Software composition doesn't require we "rely blindly on someone else's guarantee that some routine or class is correct". Static analyses, auditing, and automated tests of various sorts may, of course, apply. But, for 'large' software, we must ultimately collaborate, communicate, and compose. Communicating to other developers how features interact is just 'interface' or 'protocol' by another name.

For clarity: by 'large' software, I refer to software whose implementation is detailed beyond the comprehension of any single human or group. Issues of incomplete specification, distribution, and upgrade are inherent in such systems. Similarly are issues of interface: describing how components or features interact with one another and their environment.
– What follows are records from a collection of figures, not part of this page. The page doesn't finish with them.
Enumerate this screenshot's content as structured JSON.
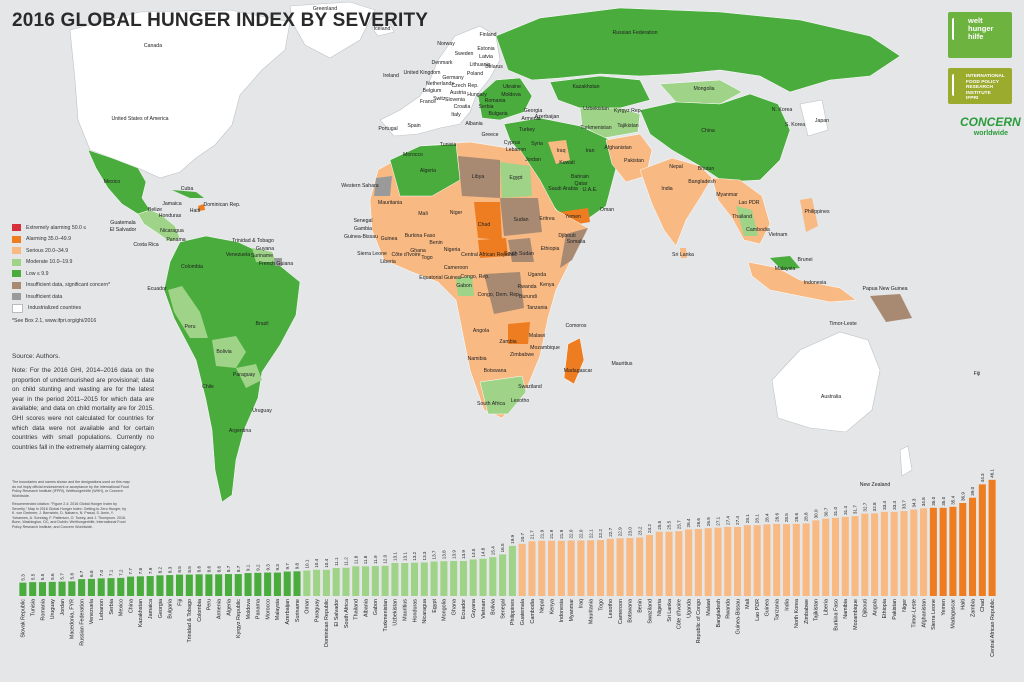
{
  "title": "2016 GLOBAL HUNGER INDEX BY SEVERITY",
  "legend": [
    {
      "label": "Extremely alarming 50.0 ≤",
      "color": "#d6313a"
    },
    {
      "label": "Alarming 35.0–49.9",
      "color": "#ee7d21"
    },
    {
      "label": "Serious 20.0–34.9",
      "color": "#f8b983"
    },
    {
      "label": "Moderate 10.0–19.9",
      "color": "#9fd388"
    },
    {
      "label": "Low ≤ 9.9",
      "color": "#49ac3c"
    },
    {
      "label": "Insufficient data, significant concern*",
      "color": "#a88a73"
    },
    {
      "label": "Insufficient data",
      "color": "#9a9a9a"
    },
    {
      "label": "Industrialized countries",
      "color": "#ffffff"
    }
  ],
  "legend_note": "*See Box 2.1, www.ifpri.org/ghi/2016",
  "source": "Source: Authors.",
  "note": "Note: For the 2016 GHI, 2014–2016 data on the proportion of undernourished are provisional; data on child stunting and wasting are for the latest year in the period 2011–2015 for which data are available; and data on child mortality are for 2015. GHI scores were not calculated for countries for which data were not available and for certain countries with small populations. Currently no countries fall in the extremely alarming category.",
  "disclaimer": "The boundaries and names shown and the designations used on this map do not imply official endorsement or acceptance by the International Food Policy Research Institute (IFPRI), Welthungerhilfe (WHH), or Concern Worldwide.",
  "citation": "Recommended citation: \"Figure 2.4: 2016 Global Hunger Index by Severity.\" Map in 2016 Global Hunger Index: Getting to Zero Hunger, by K. von Grebmer, J. Bernstein, D. Nabarro, N. Prasai, S. Amin, Y. Yohannes, A. Sonntag, F. Patterson, O. Towey, and J. Thompson. 2016. Bonn, Washington, DC, and Dublin: Welthungerhilfe, International Food Policy Research Institute, and Concern Worldwide.",
  "logos": {
    "whh": "welt hunger hilfe",
    "ifpri": "INTERNATIONAL FOOD POLICY RESEARCH INSTITUTE",
    "ifpri_abbr": "IFPRI",
    "concern": "CONCERN",
    "concern_sub": "worldwide"
  },
  "map_labels": [
    {
      "text": "Canada",
      "x": 153,
      "y": 47
    },
    {
      "text": "United States of America",
      "x": 140,
      "y": 120
    },
    {
      "text": "Mexico",
      "x": 112,
      "y": 183
    },
    {
      "text": "Cuba",
      "x": 187,
      "y": 190
    },
    {
      "text": "Dominican Rep.",
      "x": 222,
      "y": 206
    },
    {
      "text": "Haiti",
      "x": 195,
      "y": 212
    },
    {
      "text": "Jamaica",
      "x": 172,
      "y": 205
    },
    {
      "text": "Belize",
      "x": 155,
      "y": 211
    },
    {
      "text": "Honduras",
      "x": 170,
      "y": 217
    },
    {
      "text": "Guatemala",
      "x": 123,
      "y": 224
    },
    {
      "text": "El Salvador",
      "x": 123,
      "y": 231
    },
    {
      "text": "Nicaragua",
      "x": 172,
      "y": 232
    },
    {
      "text": "Costa Rica",
      "x": 146,
      "y": 246
    },
    {
      "text": "Panama",
      "x": 176,
      "y": 241
    },
    {
      "text": "Trinidad & Tobago",
      "x": 253,
      "y": 242
    },
    {
      "text": "Venezuela",
      "x": 238,
      "y": 256
    },
    {
      "text": "Guyana",
      "x": 265,
      "y": 250
    },
    {
      "text": "Suriname",
      "x": 262,
      "y": 257
    },
    {
      "text": "French Guiana",
      "x": 276,
      "y": 265
    },
    {
      "text": "Colombia",
      "x": 192,
      "y": 268
    },
    {
      "text": "Ecuador",
      "x": 157,
      "y": 290
    },
    {
      "text": "Peru",
      "x": 190,
      "y": 328
    },
    {
      "text": "Brazil",
      "x": 262,
      "y": 325
    },
    {
      "text": "Bolivia",
      "x": 224,
      "y": 353
    },
    {
      "text": "Paraguay",
      "x": 244,
      "y": 376
    },
    {
      "text": "Chile",
      "x": 208,
      "y": 388
    },
    {
      "text": "Uruguay",
      "x": 262,
      "y": 412
    },
    {
      "text": "Argentina",
      "x": 240,
      "y": 432
    },
    {
      "text": "Greenland",
      "x": 325,
      "y": 10
    },
    {
      "text": "Iceland",
      "x": 382,
      "y": 30
    },
    {
      "text": "Norway",
      "x": 446,
      "y": 45
    },
    {
      "text": "Sweden",
      "x": 464,
      "y": 55
    },
    {
      "text": "Finland",
      "x": 488,
      "y": 36
    },
    {
      "text": "Estonia",
      "x": 486,
      "y": 50
    },
    {
      "text": "Latvia",
      "x": 486,
      "y": 58
    },
    {
      "text": "Lithuania",
      "x": 480,
      "y": 66
    },
    {
      "text": "Denmark",
      "x": 442,
      "y": 64
    },
    {
      "text": "Ireland",
      "x": 391,
      "y": 77
    },
    {
      "text": "United Kingdom",
      "x": 422,
      "y": 74
    },
    {
      "text": "Netherlands",
      "x": 440,
      "y": 85
    },
    {
      "text": "Germany",
      "x": 453,
      "y": 79
    },
    {
      "text": "Belgium",
      "x": 432,
      "y": 92
    },
    {
      "text": "Poland",
      "x": 475,
      "y": 75
    },
    {
      "text": "Belarus",
      "x": 494,
      "y": 68
    },
    {
      "text": "Czech Rep.",
      "x": 465,
      "y": 87
    },
    {
      "text": "Austria",
      "x": 458,
      "y": 94
    },
    {
      "text": "Switz.",
      "x": 440,
      "y": 100
    },
    {
      "text": "France",
      "x": 428,
      "y": 103
    },
    {
      "text": "Slovenia",
      "x": 455,
      "y": 101
    },
    {
      "text": "Croatia",
      "x": 462,
      "y": 108
    },
    {
      "text": "Italy",
      "x": 456,
      "y": 116
    },
    {
      "text": "Hungary",
      "x": 477,
      "y": 96
    },
    {
      "text": "Ukraine",
      "x": 512,
      "y": 88
    },
    {
      "text": "Moldova",
      "x": 511,
      "y": 96
    },
    {
      "text": "Romania",
      "x": 495,
      "y": 102
    },
    {
      "text": "Serbia",
      "x": 486,
      "y": 108
    },
    {
      "text": "Bulgaria",
      "x": 498,
      "y": 115
    },
    {
      "text": "Albania",
      "x": 474,
      "y": 125
    },
    {
      "text": "Greece",
      "x": 490,
      "y": 136
    },
    {
      "text": "Portugal",
      "x": 388,
      "y": 130
    },
    {
      "text": "Spain",
      "x": 414,
      "y": 127
    },
    {
      "text": "Russian Federation",
      "x": 635,
      "y": 34
    },
    {
      "text": "Kazakhstan",
      "x": 586,
      "y": 88
    },
    {
      "text": "Mongolia",
      "x": 704,
      "y": 90
    },
    {
      "text": "Georgia",
      "x": 533,
      "y": 112
    },
    {
      "text": "Armenia",
      "x": 531,
      "y": 120
    },
    {
      "text": "Azerbaijan",
      "x": 547,
      "y": 118
    },
    {
      "text": "Uzbekistan",
      "x": 596,
      "y": 110
    },
    {
      "text": "Kyrgyz Rep.",
      "x": 628,
      "y": 112
    },
    {
      "text": "Turkmenistan",
      "x": 596,
      "y": 129
    },
    {
      "text": "Tajikistan",
      "x": 628,
      "y": 127
    },
    {
      "text": "Turkey",
      "x": 527,
      "y": 131
    },
    {
      "text": "Cyprus",
      "x": 512,
      "y": 144
    },
    {
      "text": "Lebanon",
      "x": 516,
      "y": 151
    },
    {
      "text": "Syria",
      "x": 537,
      "y": 145
    },
    {
      "text": "Jordan",
      "x": 533,
      "y": 161
    },
    {
      "text": "Iraq",
      "x": 561,
      "y": 152
    },
    {
      "text": "Iran",
      "x": 590,
      "y": 152
    },
    {
      "text": "Kuwait",
      "x": 567,
      "y": 164
    },
    {
      "text": "Saudi Arabia",
      "x": 563,
      "y": 190
    },
    {
      "text": "Bahrain",
      "x": 580,
      "y": 178
    },
    {
      "text": "Qatar",
      "x": 581,
      "y": 185
    },
    {
      "text": "U.A.E.",
      "x": 590,
      "y": 191
    },
    {
      "text": "Oman",
      "x": 607,
      "y": 211
    },
    {
      "text": "Yemen",
      "x": 573,
      "y": 218
    },
    {
      "text": "Afghanistan",
      "x": 618,
      "y": 149
    },
    {
      "text": "Pakistan",
      "x": 634,
      "y": 162
    },
    {
      "text": "Nepal",
      "x": 676,
      "y": 168
    },
    {
      "text": "Bhutan",
      "x": 706,
      "y": 170
    },
    {
      "text": "India",
      "x": 667,
      "y": 190
    },
    {
      "text": "Bangladesh",
      "x": 702,
      "y": 183
    },
    {
      "text": "Sri Lanka",
      "x": 683,
      "y": 256
    },
    {
      "text": "China",
      "x": 708,
      "y": 132
    },
    {
      "text": "N. Korea",
      "x": 782,
      "y": 111
    },
    {
      "text": "S. Korea",
      "x": 795,
      "y": 126
    },
    {
      "text": "Japan",
      "x": 822,
      "y": 122
    },
    {
      "text": "Myanmar",
      "x": 727,
      "y": 196
    },
    {
      "text": "Lao PDR",
      "x": 749,
      "y": 204
    },
    {
      "text": "Thailand",
      "x": 742,
      "y": 218
    },
    {
      "text": "Cambodia",
      "x": 758,
      "y": 231
    },
    {
      "text": "Vietnam",
      "x": 778,
      "y": 236
    },
    {
      "text": "Philippines",
      "x": 817,
      "y": 213
    },
    {
      "text": "Brunei",
      "x": 805,
      "y": 261
    },
    {
      "text": "Malaysia",
      "x": 785,
      "y": 270
    },
    {
      "text": "Indonesia",
      "x": 815,
      "y": 284
    },
    {
      "text": "Papua New Guinea",
      "x": 885,
      "y": 290
    },
    {
      "text": "Timor-Leste",
      "x": 843,
      "y": 325
    },
    {
      "text": "Australia",
      "x": 831,
      "y": 398
    },
    {
      "text": "New Zealand",
      "x": 875,
      "y": 486
    },
    {
      "text": "Fiji",
      "x": 977,
      "y": 375
    },
    {
      "text": "Morocco",
      "x": 413,
      "y": 156
    },
    {
      "text": "Algeria",
      "x": 428,
      "y": 172
    },
    {
      "text": "Tunisia",
      "x": 448,
      "y": 146
    },
    {
      "text": "Libya",
      "x": 478,
      "y": 178
    },
    {
      "text": "Egypt",
      "x": 516,
      "y": 179
    },
    {
      "text": "Western Sahara",
      "x": 360,
      "y": 187
    },
    {
      "text": "Mauritania",
      "x": 390,
      "y": 204
    },
    {
      "text": "Mali",
      "x": 423,
      "y": 215
    },
    {
      "text": "Niger",
      "x": 456,
      "y": 214
    },
    {
      "text": "Chad",
      "x": 484,
      "y": 226
    },
    {
      "text": "Sudan",
      "x": 521,
      "y": 221
    },
    {
      "text": "Eritrea",
      "x": 547,
      "y": 220
    },
    {
      "text": "Djibouti",
      "x": 567,
      "y": 237
    },
    {
      "text": "Senegal",
      "x": 363,
      "y": 222
    },
    {
      "text": "Gambia",
      "x": 363,
      "y": 230
    },
    {
      "text": "Guinea-Bissau",
      "x": 361,
      "y": 238
    },
    {
      "text": "Guinea",
      "x": 389,
      "y": 240
    },
    {
      "text": "Burkina Faso",
      "x": 420,
      "y": 237
    },
    {
      "text": "Benin",
      "x": 436,
      "y": 244
    },
    {
      "text": "Ghana",
      "x": 418,
      "y": 252
    },
    {
      "text": "Togo",
      "x": 427,
      "y": 259
    },
    {
      "text": "Nigeria",
      "x": 452,
      "y": 251
    },
    {
      "text": "Côte d'Ivoire",
      "x": 406,
      "y": 256
    },
    {
      "text": "Sierra Leone",
      "x": 372,
      "y": 255
    },
    {
      "text": "Liberia",
      "x": 388,
      "y": 263
    },
    {
      "text": "Central African Republic",
      "x": 489,
      "y": 256
    },
    {
      "text": "South Sudan",
      "x": 519,
      "y": 255
    },
    {
      "text": "Ethiopia",
      "x": 550,
      "y": 250
    },
    {
      "text": "Somalia",
      "x": 576,
      "y": 243
    },
    {
      "text": "Cameroon",
      "x": 456,
      "y": 269
    },
    {
      "text": "Equatorial Guinea",
      "x": 440,
      "y": 279
    },
    {
      "text": "Gabon",
      "x": 464,
      "y": 287
    },
    {
      "text": "Congo, Rep.",
      "x": 475,
      "y": 278
    },
    {
      "text": "Uganda",
      "x": 537,
      "y": 276
    },
    {
      "text": "Kenya",
      "x": 547,
      "y": 286
    },
    {
      "text": "Congo, Dem. Rep.",
      "x": 499,
      "y": 296
    },
    {
      "text": "Rwanda",
      "x": 527,
      "y": 288
    },
    {
      "text": "Burundi",
      "x": 528,
      "y": 298
    },
    {
      "text": "Tanzania",
      "x": 537,
      "y": 309
    },
    {
      "text": "Comoros",
      "x": 576,
      "y": 327
    },
    {
      "text": "Angola",
      "x": 481,
      "y": 332
    },
    {
      "text": "Malawi",
      "x": 537,
      "y": 337
    },
    {
      "text": "Zambia",
      "x": 508,
      "y": 343
    },
    {
      "text": "Mozambique",
      "x": 545,
      "y": 349
    },
    {
      "text": "Zimbabwe",
      "x": 522,
      "y": 356
    },
    {
      "text": "Madagascar",
      "x": 578,
      "y": 372
    },
    {
      "text": "Mauritius",
      "x": 622,
      "y": 365
    },
    {
      "text": "Namibia",
      "x": 477,
      "y": 360
    },
    {
      "text": "Botswana",
      "x": 495,
      "y": 372
    },
    {
      "text": "Swaziland",
      "x": 530,
      "y": 388
    },
    {
      "text": "South Africa",
      "x": 491,
      "y": 405
    },
    {
      "text": "Lesotho",
      "x": 520,
      "y": 402
    }
  ],
  "chart_data": {
    "type": "bar",
    "title": "",
    "xlabel": "",
    "ylabel": "",
    "ylim": [
      0,
      50
    ],
    "bands": [
      {
        "name": "Low ≤ 9.9",
        "color": "#49ac3c",
        "min": 0,
        "max": 9.9
      },
      {
        "name": "Moderate 10.0–19.9",
        "color": "#9fd388",
        "min": 10,
        "max": 19.9
      },
      {
        "name": "Serious 20.0–34.9",
        "color": "#f8b983",
        "min": 20,
        "max": 34.9
      },
      {
        "name": "Alarming 35.0–49.9",
        "color": "#ee7d21",
        "min": 35,
        "max": 49.9
      }
    ],
    "categories": [
      "Slovak Republic",
      "Tunisia",
      "Romania",
      "Uruguay",
      "Jordan",
      "Macedonia, FYR",
      "Russian Federation",
      "Venezuela",
      "Lebanon",
      "Serbia",
      "Mexico",
      "China",
      "Kazakhstan",
      "Jamaica",
      "Georgia",
      "Bulgaria",
      "Fiji",
      "Trinidad & Tobago",
      "Colombia",
      "Peru",
      "Armenia",
      "Algeria",
      "Kyrgyz Republic",
      "Moldova",
      "Panama",
      "Morocco",
      "Malaysia",
      "Azerbaijan",
      "Suriname",
      "Oman",
      "Paraguay",
      "Dominican Republic",
      "El Salvador",
      "South Africa",
      "Thailand",
      "Albania",
      "Gabon",
      "Turkmenistan",
      "Uzbekistan",
      "Mauritius",
      "Honduras",
      "Nicaragua",
      "Egypt",
      "Mongolia",
      "Ghana",
      "Ecuador",
      "Guyana",
      "Vietnam",
      "Bolivia",
      "Senegal",
      "Philippines",
      "Guatemala",
      "Cambodia",
      "Nepal",
      "Kenya",
      "Indonesia",
      "Myanmar",
      "Iraq",
      "Mauritania",
      "Togo",
      "Lesotho",
      "Cameroon",
      "Botswana",
      "Benin",
      "Swaziland",
      "Nigeria",
      "Sri Lanka",
      "Côte d'Ivoire",
      "Uganda",
      "Republic of Congo",
      "Malawi",
      "Bangladesh",
      "Rwanda",
      "Guinea-Bissau",
      "Mali",
      "Lao PDR",
      "Guinea",
      "Tanzania",
      "India",
      "North Korea",
      "Zimbabwe",
      "Tajikistan",
      "Liberia",
      "Burkina Faso",
      "Namibia",
      "Mozambique",
      "Djibouti",
      "Angola",
      "Ethiopia",
      "Pakistan",
      "Niger",
      "Timor-Leste",
      "Afghanistan",
      "Sierra Leone",
      "Yemen",
      "Madagascar",
      "Haiti",
      "Zambia",
      "Chad",
      "Central African Republic"
    ],
    "values": [
      5.3,
      5.5,
      5.5,
      5.6,
      5.7,
      5.8,
      6.7,
      6.8,
      7.0,
      7.1,
      7.2,
      7.7,
      7.8,
      7.9,
      8.2,
      8.3,
      8.5,
      8.5,
      8.6,
      8.6,
      8.6,
      8.7,
      8.7,
      9.1,
      9.2,
      9.3,
      9.3,
      9.7,
      9.8,
      10.1,
      10.4,
      10.4,
      11.1,
      11.2,
      11.8,
      11.8,
      11.9,
      12.0,
      13.1,
      13.1,
      13.2,
      13.3,
      13.7,
      13.8,
      13.9,
      13.9,
      14.5,
      14.8,
      15.4,
      16.5,
      19.9,
      20.7,
      21.7,
      21.9,
      21.9,
      21.9,
      22.0,
      22.0,
      22.1,
      22.2,
      22.7,
      22.9,
      23.0,
      23.2,
      24.2,
      25.5,
      25.5,
      25.7,
      26.4,
      26.6,
      26.9,
      27.1,
      27.4,
      27.4,
      28.1,
      28.1,
      28.4,
      28.6,
      28.5,
      28.6,
      28.8,
      30.0,
      30.7,
      31.0,
      31.4,
      31.7,
      32.7,
      32.8,
      33.4,
      33.4,
      33.7,
      34.3,
      34.8,
      35.0,
      35.0,
      35.4,
      36.9,
      39.0,
      44.3,
      46.1
    ]
  }
}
It is not "wishful thinking" to assert that 'large' software involves composition; that's simply the nature of the beast. If a problem precludes a compositional software solution, you hope it either need not be solved or that it can be solved with a small and complete software specification (such that it may be composed into other systems).

Compositionality

You are right to insist that software construction should be modular and software compositional . The problem is that if we consider existing programming languages (in this case modern object-oriented languages), we are studying an objective reality, much as a natural scientist would do, and have to consider the properties it has rather than the properties we would like it to have.

A property p is compositional if p (o), applied to an object o with components o1 and o2, can be deduced from p (o1) and p (o2), each determined independently of o. Unfortunately aliasing is not compositional in this sense. This is highly regrettable, but once we recover from the pain we can try to harness aliasing anyway, which is what my calculus attempts to do.

Since we are dealing with human artifacts rather than objects of nature, we can (unlike natural scientists) change the reality; this means using programming languages with no aliasing. But if we deal with languages that have aliasing we must accept the facts.